Leyte ist eine Insel, die von z.B. Manila nur in Etappen erreicht werden kann. Zur nördlich von Leyte gelegenen Insel Samar führt eine Brücke, welche die größte Stadt auf Leyte (Tacloban) mit der Transitstrasse in Samar verbindet.

Der Mayon-Vulkan bei Legaspi am Südende der Hauptinsel Luzon war erster Overnightstop auf meiner Reise, und die Busfahrt dorthin dauerte von Manila geschlagene 16 Stunden. Der Vulkan hüllte sich in Wolken, aber nicht in Schweigen, von seinen stattlichen 2400 Metern sah ich maximal die untersten 200. Grollen und kleine Erdstöße gab es rund um die Uhr, recht ungewohnt für einen Fremden.

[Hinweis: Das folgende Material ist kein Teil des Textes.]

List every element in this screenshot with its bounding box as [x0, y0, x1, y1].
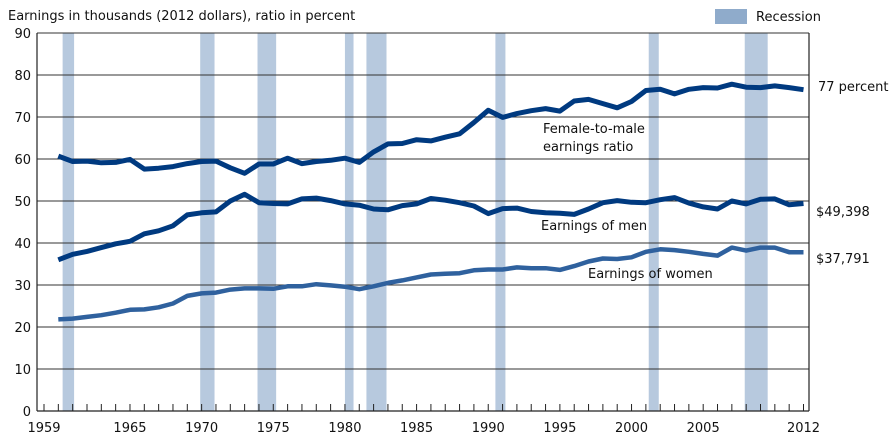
- ratio-series-label-line1: Female-to-male: [543, 122, 645, 137]
- women-end-label: $37,791: [816, 252, 870, 267]
- x-tick-label: 1970: [185, 421, 218, 436]
- x-tick-label: 1985: [400, 421, 433, 436]
- recession-band: [744, 33, 768, 411]
- x-tick-label: 1965: [113, 421, 146, 436]
- chart-title: Earnings in thousands (2012 dollars), ra…: [8, 9, 355, 24]
- y-tick-label: 60: [14, 153, 31, 168]
- x-tick-label: 1975: [257, 421, 290, 436]
- y-tick-label: 80: [14, 69, 31, 84]
- legend: Recession: [715, 9, 821, 25]
- legend-label-recession: Recession: [756, 10, 821, 25]
- x-tick-label: 1995: [543, 421, 576, 436]
- recession-band: [495, 33, 506, 411]
- recession-bands: [62, 33, 768, 411]
- y-tick-label: 0: [23, 405, 31, 420]
- y-tick-label: 90: [14, 27, 31, 42]
- recession-band: [62, 33, 75, 411]
- y-tick-label: 40: [14, 237, 31, 252]
- y-tick-label: 10: [14, 363, 31, 378]
- y-tick-label: 50: [14, 195, 31, 210]
- series-lines: [57, 81, 804, 322]
- x-tick-label: 1980: [328, 421, 361, 436]
- x-tick-labels: 1959 1965 1970 1975 1980 1985 1990 1995 2000 2005…: [27, 421, 820, 436]
- men-earnings-line: [57, 191, 804, 263]
- axes: [36, 33, 810, 412]
- y-tick-labels: 0 10 20 30 40 50 60 70 80 90: [14, 27, 31, 420]
- x-tick-label: 1959: [27, 421, 60, 436]
- x-tick-label: 1990: [472, 421, 505, 436]
- women-series-label: Earnings of women: [588, 267, 713, 282]
- recession-band: [200, 33, 215, 411]
- recession-band: [344, 33, 354, 411]
- ratio-series-label-line2: earnings ratio: [543, 140, 633, 155]
- x-tick-label: 2005: [687, 421, 720, 436]
- men-series-label: Earnings of men: [541, 219, 647, 234]
- women-earnings-line: [58, 245, 804, 322]
- x-tick-label: 2000: [615, 421, 648, 436]
- ratio-end-label: 77 percent: [818, 80, 888, 95]
- men-end-label: $49,398: [816, 205, 870, 220]
- y-tick-label: 20: [14, 321, 31, 336]
- recession-band: [257, 33, 277, 411]
- y-tick-label: 70: [14, 111, 31, 126]
- recession-band: [366, 33, 387, 411]
- ratio-line: [57, 81, 804, 176]
- y-tick-label: 30: [14, 279, 31, 294]
- recession-band: [648, 33, 659, 411]
- legend-swatch-recession: [715, 9, 747, 24]
- x-tick-label: 2012: [787, 421, 820, 436]
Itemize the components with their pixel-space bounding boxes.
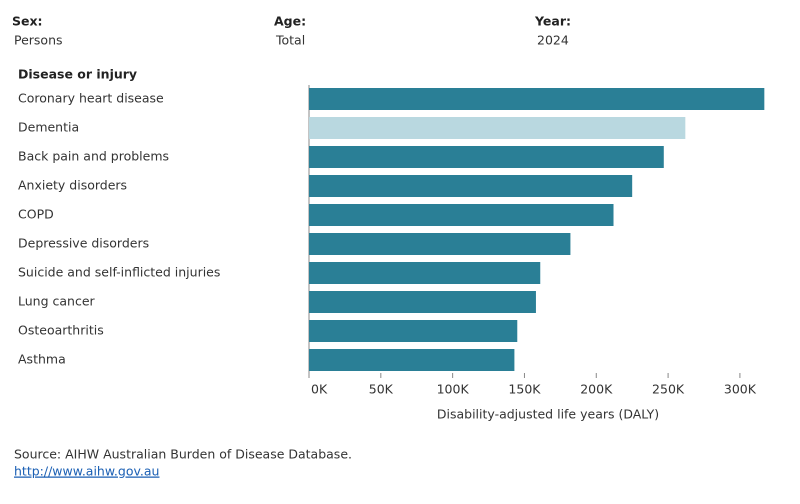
x-tick-label: 300K xyxy=(724,382,757,397)
source: Source: AIHW Australian Burden of Diseas… xyxy=(14,447,352,462)
x-tick-label: 250K xyxy=(652,382,685,397)
category-label: Osteoarthritis xyxy=(18,323,104,338)
category-label: Coronary heart disease xyxy=(18,91,164,106)
bar xyxy=(309,117,686,139)
bar xyxy=(309,146,664,168)
x-tick-label: 100K xyxy=(437,382,470,397)
bar xyxy=(309,262,541,284)
filter-label: Age: xyxy=(274,14,306,29)
category-label: COPD xyxy=(18,207,54,222)
category-label: Back pain and problems xyxy=(18,149,169,164)
category-label: Suicide and self-inflicted injuries xyxy=(18,265,220,280)
x-axis-title: Disability-adjusted life years (DALY) xyxy=(437,407,659,422)
filter-value: 2024 xyxy=(537,33,569,48)
category-label: Anxiety disorders xyxy=(18,178,127,193)
filter-label: Sex: xyxy=(12,14,43,29)
x-tick-label: 0K xyxy=(311,382,328,397)
bar xyxy=(309,175,633,197)
category-label: Depressive disorders xyxy=(18,236,149,251)
filter-label: Year: xyxy=(534,14,571,29)
bar xyxy=(309,88,765,110)
filter-value: Persons xyxy=(14,33,63,48)
x-tick-label: 150K xyxy=(508,382,541,397)
bar xyxy=(309,204,614,226)
category-label: Dementia xyxy=(18,120,79,135)
category-label: Lung cancer xyxy=(18,294,96,309)
category-header: Disease or injury xyxy=(18,67,137,82)
x-tick-label: 200K xyxy=(580,382,613,397)
category-label: Asthma xyxy=(18,352,66,367)
bar xyxy=(309,320,518,342)
bar xyxy=(309,233,571,255)
filter-value: Total xyxy=(275,33,305,48)
bar xyxy=(309,291,536,313)
bar xyxy=(309,349,515,371)
x-tick-label: 50K xyxy=(369,382,394,397)
source-link[interactable]: http://www.aihw.gov.au xyxy=(14,464,159,479)
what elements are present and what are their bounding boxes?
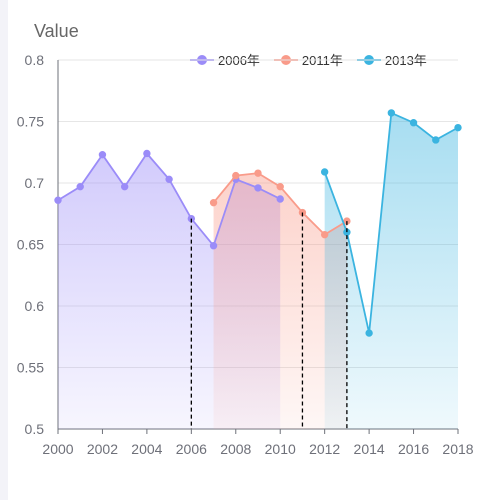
data-point — [165, 175, 173, 184]
data-point — [254, 169, 262, 177]
x-tick-label: 2008 — [220, 441, 251, 457]
data-point — [320, 168, 329, 176]
data-point — [320, 230, 329, 239]
left-edge-strip — [0, 0, 8, 500]
x-tick-label: 2012 — [309, 441, 340, 457]
data-point — [54, 196, 62, 204]
y-tick-label: 0.7 — [25, 175, 45, 191]
data-point — [209, 242, 218, 250]
x-tick-label: 2014 — [354, 441, 385, 457]
data-point — [120, 182, 129, 191]
series-area-2013年 — [324, 112, 458, 429]
y-tick-label: 0.8 — [25, 52, 45, 68]
data-point — [276, 195, 284, 203]
x-tick-label: 2010 — [265, 441, 296, 457]
y-tick-label: 0.55 — [17, 360, 44, 376]
data-point — [432, 136, 440, 144]
data-point — [209, 198, 218, 207]
x-tick-label: 2004 — [131, 441, 162, 457]
data-point — [409, 119, 418, 127]
data-point — [454, 123, 462, 132]
data-point — [98, 151, 107, 159]
x-tick-label: 2006 — [176, 441, 207, 457]
x-tick-label: 2016 — [398, 441, 429, 457]
y-tick-label: 0.5 — [25, 421, 45, 437]
data-point — [76, 182, 84, 191]
x-tick-label: 2018 — [442, 441, 473, 457]
data-point — [143, 149, 151, 158]
y-axis-title: Value — [34, 21, 79, 41]
y-tick-label: 0.75 — [17, 114, 44, 130]
data-point — [232, 171, 240, 180]
x-tick-label: 2000 — [42, 441, 73, 457]
data-point — [276, 182, 284, 191]
y-tick-label: 0.65 — [17, 237, 44, 253]
data-point — [387, 109, 396, 117]
series-area-2011年 — [213, 173, 347, 429]
data-point — [254, 184, 262, 192]
data-point — [365, 329, 373, 337]
x-tick-label: 2002 — [87, 441, 118, 457]
y-tick-label: 0.6 — [25, 298, 45, 314]
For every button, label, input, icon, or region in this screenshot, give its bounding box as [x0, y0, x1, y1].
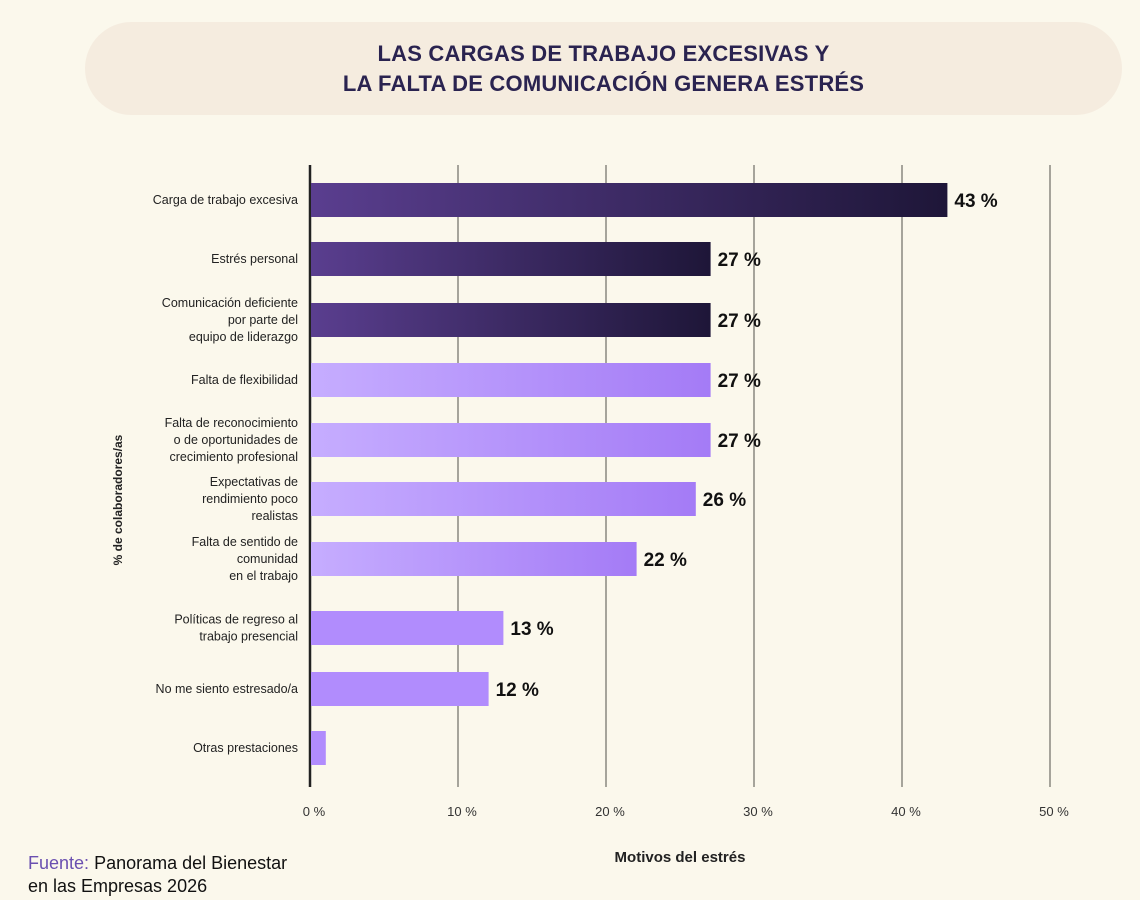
title-line-1: LAS CARGAS DE TRABAJO EXCESIVAS Y [377, 40, 830, 66]
bar [311, 482, 696, 516]
category-label: Falta de flexibilidad [191, 373, 298, 387]
category-label: Falta de sentido de [192, 535, 298, 549]
source-note: Fuente: Panorama del Bienestar en las Em… [28, 852, 287, 898]
x-tick-label: 0 % [303, 804, 326, 819]
category-label: No me siento estresado/a [156, 682, 298, 696]
category-label: en el trabajo [229, 569, 298, 583]
bar [311, 242, 711, 276]
category-label: equipo de liderazgo [189, 330, 298, 344]
category-label: rendimiento poco [202, 492, 298, 506]
data-label: 26 % [703, 490, 746, 511]
bar [311, 183, 948, 217]
x-tick-label: 40 % [891, 804, 921, 819]
x-axis-title: Motivos del estrés [615, 849, 746, 866]
chart-title: LAS CARGAS DE TRABAJO EXCESIVAS Y LA FAL… [85, 22, 1122, 115]
category-label: Falta de reconocimiento [165, 416, 298, 430]
bar [311, 363, 711, 397]
bar [311, 611, 504, 645]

Weiter ging dann es per Jeepney nach Matnog, der Fährenanlegestelle für den Kahn hinüber nach Samar. 8 Stunden warten war hier angesagt, denn der Seelenverkäufer schippert nur wenn er pickepacke voll ist - ich Idiot war um 5 Uhr in Legaspi aufgestanden, um eine frühe Fähre zu erhaschen...Pech gehabt. Irgendwann am späten Nachmittag schipperte die Rostdschunke dann los, und ich kam in der Abenddämmerung in Allen auf Samar an. Hier war guter Rat teuer, denn Jeepneys oder gar Busse gab es nicht mehr - dafür aber so um die 500 Fährenpassagiere, die alle gerne weiterwollten.
Eine Lösung bot sich in Form eines Kleinbusses an, der seine Minisitzbänke solchermassen vollquetschte, daß die Schiebetüre nur noch mit 2 Mann von außen zu schließen war. Fahrpreis nach Tacloban in Leyte waren utopische 500 Peso, dafür versprach der Fahrer die 180 Km auch in 6 Stunden zurückzulegen. Ich zögerte jedenfalls nicht lange, denn so etwas wie Übernachtungsmöglichkeiten gibt es hier schon 'mal gar nicht.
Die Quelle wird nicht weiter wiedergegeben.